Communities Secretary Eric Pickles turned his fire on council bosses who have warned of painful cuts to services, insisting they would be guilty of negligence if that happened.

Giving evidence to a committee of MPs, Mr Pickles again insisted the draconian cuts – announced last week – could be achieved by taking out a wasteful layer of middle management.

And he warned that council leaders – not himself – would be the target of the public’s anger if they axe libraries, leisure centres and care services, rather than get rid of managers.

From next month, all councils will be expected, although not legally required, to publish all items of spending above £500 on their websites – which ministers are convinced will reveal scandalous waste to local voters.

Mr Pickles said: “It will be a very brave decision, in the ‘Yes Minister’ sense, to cut front-line services if you have not tackled the layer of middle management that exists in local authorities.” On the scale of cuts, the Communities Secretary insisted: “You would have to be beyond the point of negligence – to the point of stupidity – as a local government leader or official, if you were not expecting cuts of this magnitude.”

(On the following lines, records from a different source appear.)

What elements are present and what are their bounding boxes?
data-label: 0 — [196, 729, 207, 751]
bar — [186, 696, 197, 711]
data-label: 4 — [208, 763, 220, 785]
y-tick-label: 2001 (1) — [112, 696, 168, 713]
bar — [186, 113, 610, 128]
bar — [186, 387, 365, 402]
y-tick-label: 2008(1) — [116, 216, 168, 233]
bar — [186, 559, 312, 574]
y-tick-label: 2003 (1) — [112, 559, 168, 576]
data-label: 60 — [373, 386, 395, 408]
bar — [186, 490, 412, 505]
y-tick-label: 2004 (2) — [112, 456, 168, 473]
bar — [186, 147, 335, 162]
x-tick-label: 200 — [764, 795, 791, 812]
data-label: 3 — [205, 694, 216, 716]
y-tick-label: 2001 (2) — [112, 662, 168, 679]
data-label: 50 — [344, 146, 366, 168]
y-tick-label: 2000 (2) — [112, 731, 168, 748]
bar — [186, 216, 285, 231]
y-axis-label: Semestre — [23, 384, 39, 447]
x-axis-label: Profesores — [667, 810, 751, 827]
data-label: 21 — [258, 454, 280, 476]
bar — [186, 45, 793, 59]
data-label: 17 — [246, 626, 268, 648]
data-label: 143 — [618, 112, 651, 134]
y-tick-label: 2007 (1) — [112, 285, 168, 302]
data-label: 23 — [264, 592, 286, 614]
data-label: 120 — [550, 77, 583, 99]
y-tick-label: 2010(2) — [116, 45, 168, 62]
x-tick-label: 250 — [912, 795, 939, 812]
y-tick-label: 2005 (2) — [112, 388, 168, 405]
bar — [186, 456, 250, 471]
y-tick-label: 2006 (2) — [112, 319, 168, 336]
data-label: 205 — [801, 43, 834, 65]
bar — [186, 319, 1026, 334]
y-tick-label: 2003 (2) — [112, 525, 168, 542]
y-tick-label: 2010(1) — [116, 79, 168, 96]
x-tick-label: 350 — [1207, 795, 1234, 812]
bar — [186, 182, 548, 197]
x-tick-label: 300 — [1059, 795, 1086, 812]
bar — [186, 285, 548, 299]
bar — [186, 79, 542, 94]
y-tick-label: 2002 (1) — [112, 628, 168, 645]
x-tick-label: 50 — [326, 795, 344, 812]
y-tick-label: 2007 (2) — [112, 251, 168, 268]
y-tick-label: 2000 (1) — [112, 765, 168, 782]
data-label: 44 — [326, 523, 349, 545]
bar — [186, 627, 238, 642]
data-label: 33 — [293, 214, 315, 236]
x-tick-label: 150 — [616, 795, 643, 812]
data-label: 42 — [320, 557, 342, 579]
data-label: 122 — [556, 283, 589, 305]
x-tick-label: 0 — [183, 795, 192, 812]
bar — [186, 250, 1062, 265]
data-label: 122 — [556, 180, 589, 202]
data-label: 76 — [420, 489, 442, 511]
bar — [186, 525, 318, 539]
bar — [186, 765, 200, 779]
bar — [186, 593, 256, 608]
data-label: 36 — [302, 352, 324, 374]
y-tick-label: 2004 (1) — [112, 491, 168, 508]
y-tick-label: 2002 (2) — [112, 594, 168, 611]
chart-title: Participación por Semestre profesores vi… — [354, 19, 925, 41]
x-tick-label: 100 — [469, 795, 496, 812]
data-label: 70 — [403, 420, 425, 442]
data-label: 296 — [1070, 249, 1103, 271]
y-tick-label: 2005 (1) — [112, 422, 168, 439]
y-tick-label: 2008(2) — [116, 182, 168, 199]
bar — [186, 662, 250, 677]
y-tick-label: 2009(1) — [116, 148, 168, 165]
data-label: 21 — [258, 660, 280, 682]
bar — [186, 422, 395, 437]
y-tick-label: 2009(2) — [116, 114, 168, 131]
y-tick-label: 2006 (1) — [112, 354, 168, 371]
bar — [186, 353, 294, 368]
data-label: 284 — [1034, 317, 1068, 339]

Almost all the region’s councils have warned of cuts to services, faced with grant reductions of up to 17 per cent next year – with further pain to come in succeeding years.

Durham County Council must find more than £100m of savings, warning of 1,600 job losses and admitting that libraries, museums, theatres, welfare rights, youth centres and leisure are all at risk.

Mr Pickles has been accused of agreeing to deeper departmental cuts than other ministers to curry favour with David Cameron and because of an ideological crusade to hack back public spending.

But the Communities Secretary has insisted front-line services can be protected if town halls share posts – from planners, lawyers and school support to IT and payroll staff – with neighbouring local councils.

Yesterday, Mr Pickles denied the poorest areas were being hit the hardest – despite his own figures showing the reduction in spending power is 14 times greater in Hartlepool and Middlesbrough than in Buckinghamshire and Sussex.

Instead, he produced a “ready reckoner on local government finance” that showed grant per head is almost twice as high in the North-East (almost £700) as in the South-East (£370).

Accused of targeting struggling areas for the steepest cuts, Mr Pickles told the communities select committee: “I don’t accept that’s the case.”